Banken

ver.di kritisiert Kündigungsdrohungen der Commerzbank

ver.di kritisiert Kündigungsdrohungen der Commerzbank

Der Vorstand muss jetzt aufzeigen, dass sich die anhaltende Niedrigzinsphase, Digitalisierung und Regulierung nicht zu einem gefährlichen Giftcocktail für gut qualifizierte Bankbeschäftigte entwickeln.
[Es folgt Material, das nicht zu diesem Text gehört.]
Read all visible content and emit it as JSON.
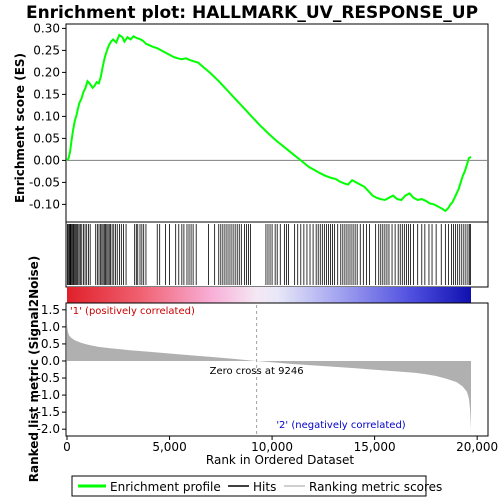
{
  "chart_data": {
    "type": "line",
    "title": "Enrichment plot: HALLMARK_UV_RESPONSE_UP",
    "es_panel": {
      "ylabel": "Enrichment score (ES)",
      "ylim": [
        -0.14,
        0.31
      ],
      "yticks": [
        "0.30",
        "0.25",
        "0.20",
        "0.15",
        "0.10",
        "0.05",
        "0.00",
        "-0.05",
        "-0.10"
      ],
      "ytick_values": [
        0.3,
        0.25,
        0.2,
        0.15,
        0.1,
        0.05,
        0.0,
        -0.05,
        -0.1
      ],
      "series": [
        {
          "name": "Enrichment profile",
          "color": "#00ff00",
          "x": [
            0,
            80,
            150,
            220,
            300,
            380,
            450,
            520,
            600,
            700,
            800,
            900,
            1000,
            1100,
            1250,
            1350,
            1450,
            1550,
            1650,
            1750,
            1850,
            1950,
            2050,
            2150,
            2250,
            2400,
            2550,
            2700,
            2800,
            2950,
            3100,
            3250,
            3400,
            3550,
            3700,
            3850,
            4000,
            4200,
            4400,
            4600,
            4800,
            5000,
            5200,
            5400,
            5600,
            5800,
            6000,
            6200,
            6400,
            6700,
            7000,
            7400,
            7800,
            8200,
            8600,
            9000,
            9400,
            9800,
            10200,
            10600,
            11000,
            11400,
            11800,
            12000,
            12300,
            12600,
            12900,
            13100,
            13300,
            13500,
            13700,
            13900,
            14100,
            14300,
            14500,
            14700,
            14900,
            15100,
            15300,
            15500,
            15700,
            15900,
            16100,
            16300,
            16500,
            16700,
            16900,
            17100,
            17300,
            17500,
            17700,
            17900,
            18100,
            18300,
            18450,
            18600,
            18700,
            18800,
            18900,
            19000,
            19100,
            19200,
            19300,
            19400,
            19500,
            19600,
            19700
          ],
          "y": [
            0.0,
            0.005,
            0.02,
            0.045,
            0.07,
            0.09,
            0.1,
            0.115,
            0.13,
            0.14,
            0.155,
            0.165,
            0.18,
            0.175,
            0.165,
            0.17,
            0.178,
            0.175,
            0.19,
            0.215,
            0.235,
            0.25,
            0.262,
            0.27,
            0.275,
            0.268,
            0.285,
            0.28,
            0.27,
            0.28,
            0.275,
            0.282,
            0.278,
            0.276,
            0.272,
            0.265,
            0.262,
            0.258,
            0.255,
            0.25,
            0.245,
            0.24,
            0.235,
            0.232,
            0.23,
            0.232,
            0.228,
            0.225,
            0.222,
            0.21,
            0.198,
            0.18,
            0.16,
            0.14,
            0.12,
            0.1,
            0.08,
            0.062,
            0.045,
            0.03,
            0.015,
            0.0,
            -0.015,
            -0.02,
            -0.028,
            -0.035,
            -0.04,
            -0.042,
            -0.048,
            -0.052,
            -0.055,
            -0.045,
            -0.05,
            -0.055,
            -0.06,
            -0.07,
            -0.08,
            -0.085,
            -0.088,
            -0.09,
            -0.085,
            -0.08,
            -0.088,
            -0.09,
            -0.08,
            -0.075,
            -0.085,
            -0.09,
            -0.088,
            -0.092,
            -0.098,
            -0.1,
            -0.105,
            -0.11,
            -0.115,
            -0.108,
            -0.1,
            -0.095,
            -0.085,
            -0.075,
            -0.065,
            -0.05,
            -0.035,
            -0.025,
            -0.01,
            0.005,
            0.008
          ]
        }
      ]
    },
    "hits_panel": {
      "hit_positions": [
        20,
        60,
        110,
        150,
        190,
        240,
        290,
        330,
        380,
        430,
        480,
        530,
        590,
        650,
        720,
        800,
        880,
        960,
        1050,
        1130,
        1400,
        1480,
        1560,
        1640,
        1700,
        1760,
        1820,
        1880,
        1940,
        2000,
        2060,
        2120,
        2200,
        2280,
        2360,
        2450,
        2560,
        2650,
        2760,
        2880,
        3300,
        3380,
        3450,
        3560,
        3650,
        3740,
        3850,
        4400,
        4520,
        4800,
        5000,
        5300,
        5450,
        5600,
        5700,
        5850,
        5950,
        6050,
        6150,
        6300,
        6900,
        7200,
        7400,
        7500,
        7600,
        7700,
        7800,
        7900,
        8000,
        8100,
        8200,
        8300,
        8400,
        8500,
        8650,
        8750,
        8850,
        8950,
        9700,
        9800,
        9900,
        10000,
        10150,
        10250,
        10400,
        10600,
        10700,
        10800,
        11100,
        11250,
        11400,
        11550,
        11700,
        11850,
        12000,
        12150,
        12250,
        12350,
        12450,
        12550,
        12650,
        12750,
        12850,
        12950,
        13050,
        13200,
        13350,
        13450,
        13550,
        13650,
        13750,
        13850,
        13950,
        14050,
        14150,
        14300,
        14450,
        14600,
        14750,
        15050,
        15200,
        15300,
        15400,
        15500,
        15600,
        15700,
        15850,
        16000,
        16150,
        16250,
        16350,
        16450,
        16550,
        16650,
        16750,
        16900,
        17100,
        17300,
        17450,
        17650,
        17800,
        18000,
        18250,
        18450,
        18600,
        18750,
        18850,
        18950,
        19050,
        19150,
        19250,
        19350,
        19450,
        19550,
        19620,
        19680
      ]
    },
    "metric_panel": {
      "ylabel": "Ranked list metric (Signal2Noise)",
      "ylim": [
        -2.2,
        1.7
      ],
      "yticks": [
        "1.5",
        "1.0",
        "0.5",
        "0.0",
        "-0.5",
        "-1.0",
        "-1.5",
        "-2.0"
      ],
      "ytick_values": [
        1.5,
        1.0,
        0.5,
        0.0,
        -0.5,
        -1.0,
        -1.5,
        -2.0
      ],
      "x": [
        0,
        20,
        50,
        100,
        200,
        400,
        700,
        1000,
        1500,
        2000,
        3000,
        4000,
        5000,
        6000,
        7000,
        8000,
        9246,
        10000,
        11000,
        12000,
        13000,
        14000,
        15000,
        16000,
        17000,
        17500,
        18000,
        18500,
        19000,
        19300,
        19500,
        19600,
        19650,
        19700
      ],
      "y": [
        1.1,
        0.95,
        0.85,
        0.75,
        0.68,
        0.6,
        0.53,
        0.48,
        0.42,
        0.38,
        0.32,
        0.27,
        0.22,
        0.17,
        0.12,
        0.07,
        0.0,
        -0.04,
        -0.09,
        -0.13,
        -0.17,
        -0.21,
        -0.26,
        -0.3,
        -0.35,
        -0.39,
        -0.44,
        -0.52,
        -0.62,
        -0.75,
        -0.9,
        -1.1,
        -1.4,
        -2.0
      ],
      "zero_cross_label": "Zero cross at 9246",
      "zero_cross": 9246,
      "pos_label": "'1' (positively correlated)",
      "neg_label": "'2' (negatively correlated)"
    },
    "xlabel": "Rank in Ordered Dataset",
    "xlim": [
      0,
      20000
    ],
    "xticks": [
      "0",
      "5,000",
      "10,000",
      "15,000",
      "20,000"
    ],
    "xtick_values": [
      0,
      5000,
      10000,
      15000,
      20000
    ],
    "total_ranks": 19700,
    "legend": {
      "items": [
        {
          "label": "Enrichment profile",
          "color": "#00ff00"
        },
        {
          "label": "Hits",
          "color": "#000000"
        },
        {
          "label": "Ranking metric scores",
          "color": "#c0c0c0"
        }
      ]
    },
    "colors": {
      "profile": "#00ff00",
      "metric_fill": "#b0b0b0",
      "pos_label": "#cc0000",
      "neg_label": "#0000cc",
      "grid_zero": "#808080"
    }
  }
}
Christoph Meister, ver.di-Bundesvorstandsmitglied

ver.di kritisiert die Kündigungsdrohungen bei der Commerzbank. Die Stellenabbaupläne wurden am Rande einer Aufsichtsratssitzung öffentlich. Der Vorstand der Commerzbank plant eine Neuausrichtung der Geschäfte. Infolge des Konzernumbaus sollen in den nächsten Jahren rund 9.600 Arbeitsplätze wegfallen. Einzelheiten sind noch nicht bekannt.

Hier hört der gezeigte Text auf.